In danger of being lost in apocalyptic headlines about the death of small businesses and business backlashes is a simple fact: if you receive something as part of your income then it should be taxed as income, in the same way as other income. Not to do so facilitates tax avoidance. No one is forced to take company shares as part of their remuneration. If they elect to do so it is because of the financial benefits that accrue from doing so. There is no reason why that financial benefit should not be taxed like normal income.

Nevertheless, the issue is shaping up as a minor test of the Government’s reform credentials. The money at stake is relatively small — only $200m over four years, according to the Budget papers.

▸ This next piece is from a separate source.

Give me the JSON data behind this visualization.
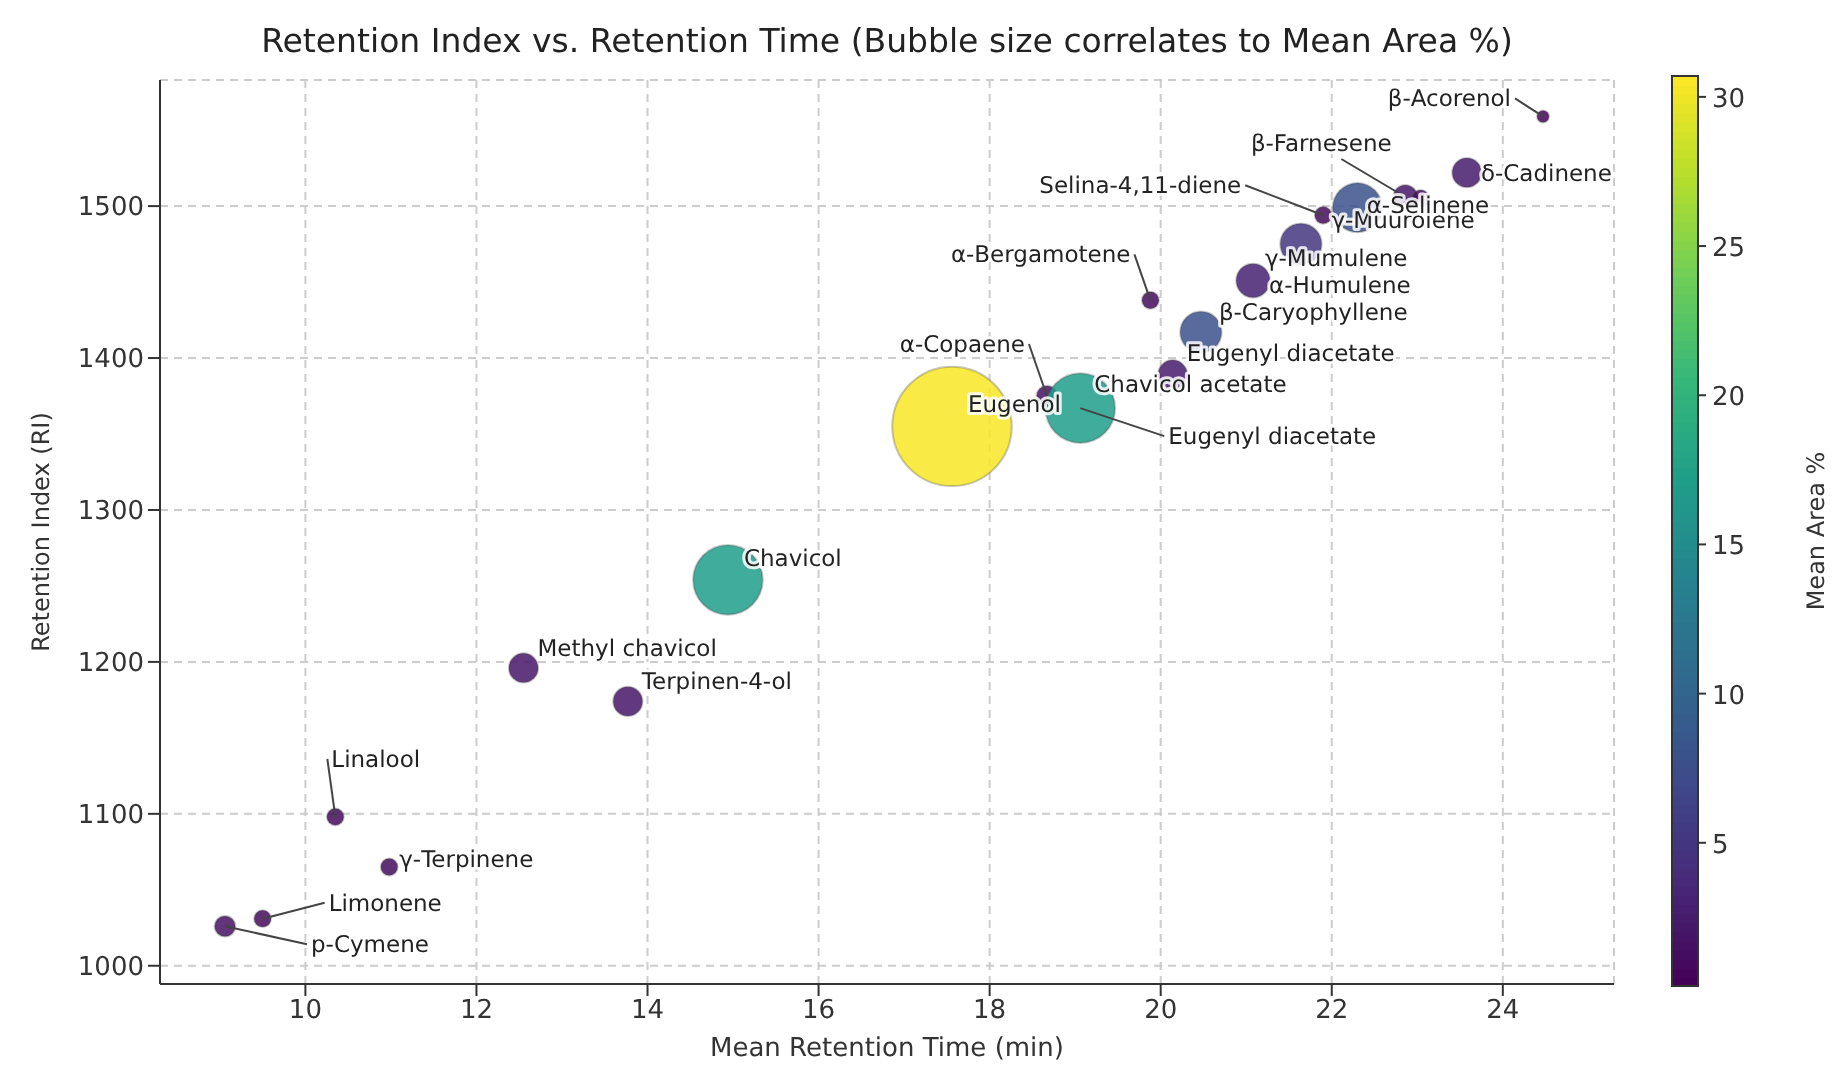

With the top end of town now being joined by some unions, including expert self-publicists like Howes, the Government might be tempted to ditch it, accepting defeat in the Senate and moving on.

That would not augur well for the Government’s response to Ken Henry’s tax review later in the year, which is likely to recommend the removal of any number of inconsistencies and lurks arising from the differential treatment of different forms of income and generate complaints by the truckload from groups exploiting current arrangements. The same cries of threats to jobs and businesses will go up as we’re seeing right now. The principle that tax effectiveness should not be the primary basis for economic decisions, which should apply as much to personal incomes choices as to investment decisions, will be lost in the whingeing.

As the ETS has demonstrated, this Government is not particularly adept at playing the reform game or even holding its ground when vested interests are opposed.